Hai maaf ya jika lama update.....selamat membaca
Hanya Renita dan Anjani saja yang boleh masuk keruangan perawatan. Diandra pasrah dengan keputusan dokter ya mau bagaimana lagi. Sebenarnya ia ingin melihat Rendra. Hatinya juga cemas tatkala mendengar berita kecelakaan sang bos.
Renita melempar senyuman saat keluar dari kamar perawatan. Diandra memandangi dengan heran. "Mas Rendra baik-baik saja Mbak", kelegaan melingkupi hati Diandra.
Diandra melempar senyum dan mengangguk senang. "Lukanya nggak sampai membutuhkan jahitan cuma diperban saja", Renita bernapas lega. Begitu juga Diandra, ia juga merasa ada perasaan yang membuncah saat melihat wajah gembira Renata.
"Ehm...maaf saya pulang dulu, Re", pamit Diandra.
"Mmm...Mbak Dian nggak masuk lihat keadaan Mas Rendra?", Diandra tersenyum tipis.
"Insya Allah besok ya, saya mau bersih-bersih dulu", Diandra mencium pipi kanan Renita dan melempar senyuman. Kakinya pun melangkah keluar dari rumah sakit.
Diandra mengusap betisnya yang sedikit kaku akibat terlalu lama berdiri.
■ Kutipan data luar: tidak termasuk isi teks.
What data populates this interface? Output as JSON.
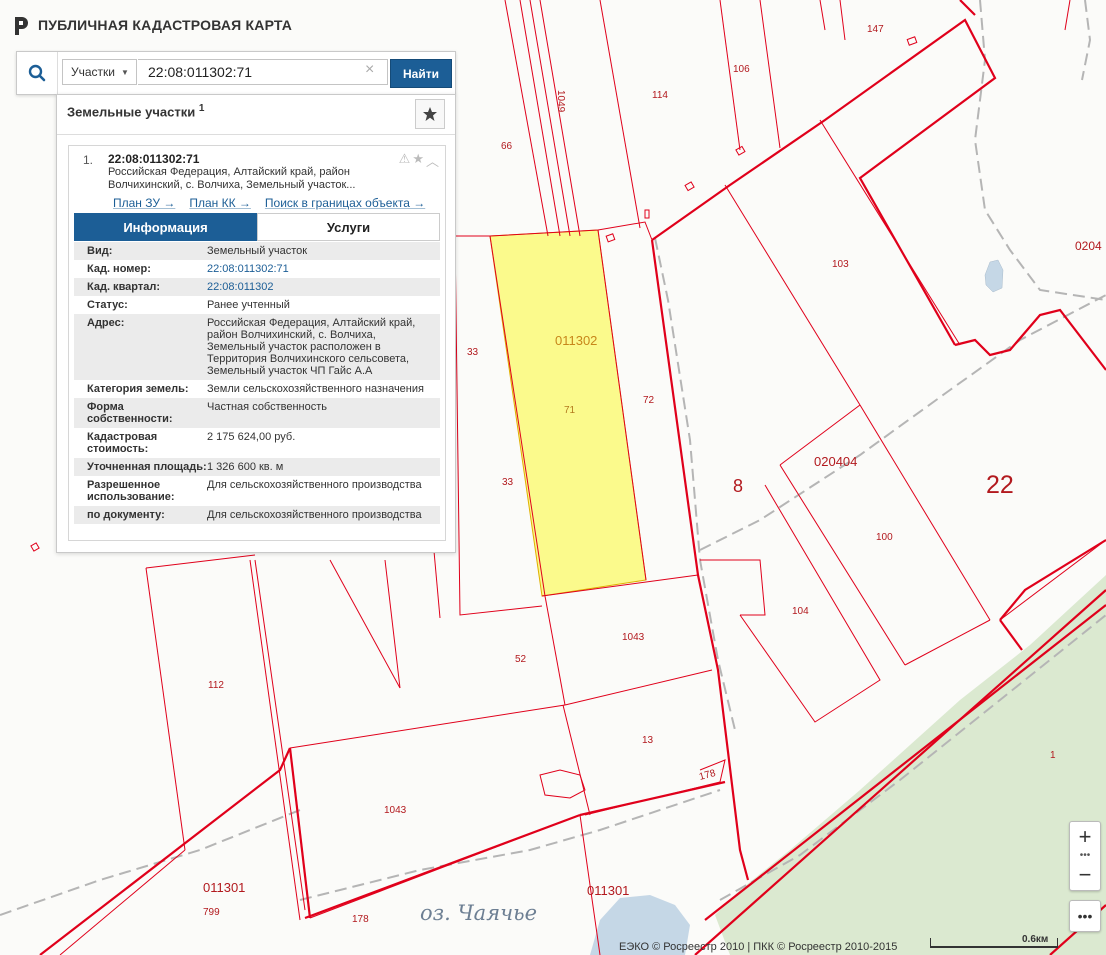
{
  "header": {
    "title": "ПУБЛИЧНАЯ КАДАСТРОВАЯ КАРТА"
  },
  "search": {
    "type_label": "Участки",
    "value": "22:08:011302:71",
    "find_label": "Найти"
  },
  "panel": {
    "title": "Земельные участки",
    "count": "1",
    "result": {
      "number": "1.",
      "cad_number": "22:08:011302:71",
      "address_short": "Российская Федерация, Алтайский край, район Волчихинский, с. Волчиха, Земельный участок...",
      "links": [
        "План ЗУ →",
        "План КК →",
        "Поиск в границах объекта →"
      ],
      "tabs": [
        "Информация",
        "Услуги"
      ],
      "properties": [
        {
          "label": "Вид:",
          "value": "Земельный участок"
        },
        {
          "label": "Кад. номер:",
          "value": "22:08:011302:71"
        },
        {
          "label": "Кад. квартал:",
          "value": "22:08:011302"
        },
        {
          "label": "Статус:",
          "value": "Ранее учтенный"
        },
        {
          "label": "Адрес:",
          "value": "Российская Федерация, Алтайский край, район Волчихинский, с. Волчиха, Земельный участок расположен в Территория Волчихинского сельсовета, Земельный участок ЧП Гайс А.А"
        },
        {
          "label": "Категория земель:",
          "value": "Земли сельскохозяйственного назначения"
        },
        {
          "label": "Форма собственности:",
          "value": "Частная собственность"
        },
        {
          "label": "Кадастровая стоимость:",
          "value": "2 175 624,00 руб."
        },
        {
          "label": "Уточненная площадь:",
          "value": "1 326 600 кв. м"
        },
        {
          "label": "Разрешенное использование:",
          "value": "Для сельскохозяйственного производства"
        },
        {
          "label": "по документу:",
          "value": "Для сельскохозяйственного производства"
        }
      ]
    }
  },
  "map": {
    "labels": {
      "l147": "147",
      "l106": "106",
      "l114": "114",
      "l1049": "1049",
      "l66": "66",
      "l0204a": "0204",
      "l103": "103",
      "l011302": "011302",
      "l71": "71",
      "l72": "72",
      "l33a": "33",
      "l33b": "33",
      "l8": "8",
      "l020404": "020404",
      "l22": "22",
      "l100": "100",
      "l104": "104",
      "l1043a": "1043",
      "l52": "52",
      "l112": "112",
      "l13": "13",
      "l178a": "178",
      "l1043b": "1043",
      "l1": "1",
      "l011301a": "011301",
      "l799": "799",
      "l178b": "178",
      "l011301b": "011301",
      "lake": "оз. Чаячье"
    }
  },
  "attribution": "ЕЭКО © Росреестр 2010 | ПКК © Росреестр 2010-2015",
  "scale": "0.6км",
  "colors": {
    "parcel_line": "#e0001b",
    "highlight": "#fbfa8c",
    "accent": "#1c5e96",
    "forest": "#dbe9d0",
    "water": "#c5d7e6"
  }
}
Ia juga mengoles salep anti nyeri.
Diandra mengembuskan napas, ia berpikir apa yang akan lakukan setelah ini. Ia belum memutuskan untuk menemui Rendra sekarang atau besok. Diandra menggelengkan kepala kuat-kuat.
"What?Resign?", Sandra sampai tersedak.
"Ya, itu lebih baik daripada aku harus terlihat canggung dengan Pak Rendra", jawab Diandra santai.
Sandra menghela napas, ia membalik tubuh Diandra kehadapannya.
"Dengar, ini karir yang sudah kamu bangun sudah lebih baik dari empat tahun lalu. Lalu sekarang kamu hempaskan gitu aja. Pikirin lagi deh, Di", saran Sandra.
"Tapi, San....", Diandra menghela napas dan menelungkupkan kepalanya di atas meja.
"Sudahlah jika..kamu keluar apa nggak terlihat aneh?", lanjut Sandra.
"Ya....mungkin tapi aku....".
"Oke...begini saja bagaimana kalau pindah divisi", potong Sandra.
"Lalu alasan yang aku buat apa nanti saat aku berhadapan dengan Kepala HRD?", tanya Diandra cemas.
"Nah, bingung kan?. Makanya jangan asal minta resign aja", nasehat Sandra.
Diandra melirik arlojinya dan berjingkat kaget. "Ayo San temani aku ke rumah sakit".
"Siapa yang sakit?", tanya Sandra panik. Hampir saja es jeruk didepannya tumpah. Beruntung Sandra cekatan masih bisa menangkap dan tidak jadi tumpah.
"Pak Rendra".
"Hah!. Memang sakit apa sampai ke hospital segala", tanya Sandra heran.
"Udah ikut aja, ayo cepat!", Diandra segera membayar makanan dan melangkah keluar menuju parkiran dengan menggandeng Sandra.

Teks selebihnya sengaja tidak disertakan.